Les Peureux Chevaliers de la Table ronde (1958)
Un cartoon qui transpose l’affrontement entre Bugs Bunny et Sam le Pirate dans un décor médiéval parodique. La quête de l’épée-qui-chante donne lieu à une série de gags classiques, portés par l’énergie de Sam et la malice constante de Bugs.

Satan attend (1954)
Un cartoon qui s’écarte des schémas habituels en plaçant Sylvestre face à la mort, littéralement. Après une chute fatale, il découvre qu’il lui reste huit vies et qu’un bouledogue démoniaque l’attend en Enfer pour les récupérer.

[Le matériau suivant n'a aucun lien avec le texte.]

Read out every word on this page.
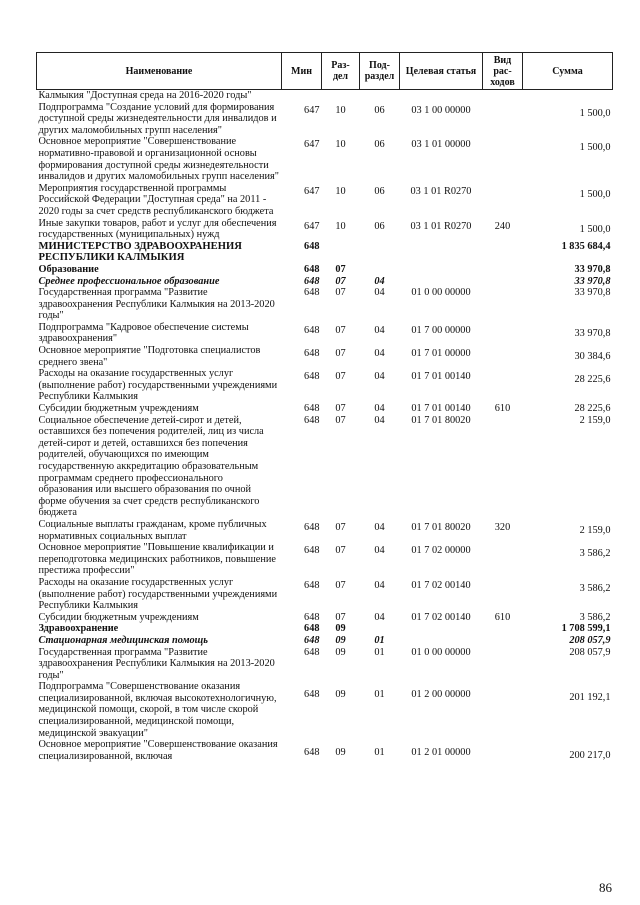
Наименование	Мин	Раз-дел	Под-раздел	Целевая статья	Вид рас-ходов	Сумма
Калмыкия "Доступная среда на 2016-2020 годы"						
Подпрограмма "Создание условий для формирования доступной среды жизнедеятельности для инвалидов и других маломобильных групп населения"	647	10	06	03 1 00 00000		1 500,0
Основное мероприятие "Совершенствование нормативно-правовой и организационной основы формирования доступной среды жизнедеятельности инвалидов и других маломобильных групп населения"	647	10	06	03 1 01 00000		1 500,0
Мероприятия государственной программы Российской Федерации "Доступная среда" на 2011 - 2020 годы за счет средств республиканского бюджета	647	10	06	03 1 01 R0270		1 500,0
Иные закупки товаров, работ и услуг для обеспечения государственных (муниципальных) нужд	647	10	06	03 1 01 R0270	240	1 500,0
МИНИСТЕРСТВО ЗДРАВООХРАНЕНИЯ РЕСПУБЛИКИ КАЛМЫКИЯ	648					1 835 684,4
Образование	648	07				33 970,8
Среднее профессиональное образование	648	07	04			33 970,8
Государственная программа "Развитие здравоохранения Республики Калмыкия на 2013-2020 годы"	648	07	04	01 0 00 00000		33 970,8
Подпрограмма "Кадровое обеспечение системы здравоохранения"	648	07	04	01 7 00 00000		33 970,8
Основное мероприятие "Подготовка специалистов среднего звена"	648	07	04	01 7 01 00000		30 384,6
Расходы на оказание государственных услуг (выполнение работ) государственными учреждениями Республики Калмыкия	648	07	04	01 7 01 00140		28 225,6
Субсидии бюджетным учреждениям	648	07	04	01 7 01 00140	610	28 225,6
Социальное обеспечение детей-сирот и детей, оставшихся без попечения родителей, лиц из числа детей-сирот и детей, оставшихся без попечения родителей, обучающихся по имеющим государственную аккредитацию образовательным программам среднего профессионального образования или высшего образования по очной форме обучения за счет средств республиканского бюджета	648	07	04	01 7 01 80020		2 159,0
Социальные выплаты гражданам, кроме публичных нормативных социальных выплат	648	07	04	01 7 01 80020	320	2 159,0
Основное мероприятие "Повышение квалификации и переподготовка медицинских работников, повышение престижа профессии"	648	07	04	01 7 02 00000		3 586,2
Расходы на оказание государственных услуг (выполнение работ) государственными учреждениями Республики Калмыкия	648	07	04	01 7 02 00140		3 586,2
Субсидии бюджетным учреждениям	648	07	04	01 7 02 00140	610	3 586,2
Здравоохранение	648	09				1 708 599,1
Стационарная медицинская помощь	648	09	01			208 057,9
Государственная программа "Развитие здравоохранения Республики Калмыкия на 2013-2020 годы"	648	09	01	01 0 00 00000		208 057,9
Подпрограмма "Совершенствование оказания специализированной, включая высокотехнологичную, медицинской помощи, скорой, в том числе скорой специализированной, медицинской помощи, медицинской эвакуации"	648	09	01	01 2 00 00000		201 192,1
Основное мероприятие "Совершенствование оказания специализированной, включая	648	09	01	01 2 01 00000		200 217,0
86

Prenez-en de la graine (1957)
Un cartoon qui joue la carte de l’efficacité pure, avec une série de gags bien enchaînés et quelques inventions ACME plus absurdes qu’à l’accoutumée. Le rythme est soutenu, l’animation fluide, et certaines chutes profitent d’un bon effet de surprise. Un épisode culte.

Speedy Gonzales (1955)
Un cartoon qui marque la véritable naissance du personnage tel qu’il restera dans la mémoire collective : une souris ultrarapide, rusée et intouchable, opposée ici à un Sylvestre dépassé par les événements.

Le chef d'orchestre illusionniste (1952)
Réalisé par Tex Avery, ce cartoon confronte un magicien frustré à un chanteur d’opéra imbu de lui-même dans une succession de métamorphoses délirantes. La mise en scène est d’une inventivité folle : rythme parfait, animation élastique, comique visuel à son sommet, malgré quelques imitations culturelles aujourd’hui gênantes.
Gerald McBoing Boing (1950)
Fondatrice dans son approche graphique, l’œuvre impose un style épuré et audacieux, avec ses aplats bicolores et ses compositions géométriques typiques de l’UPA.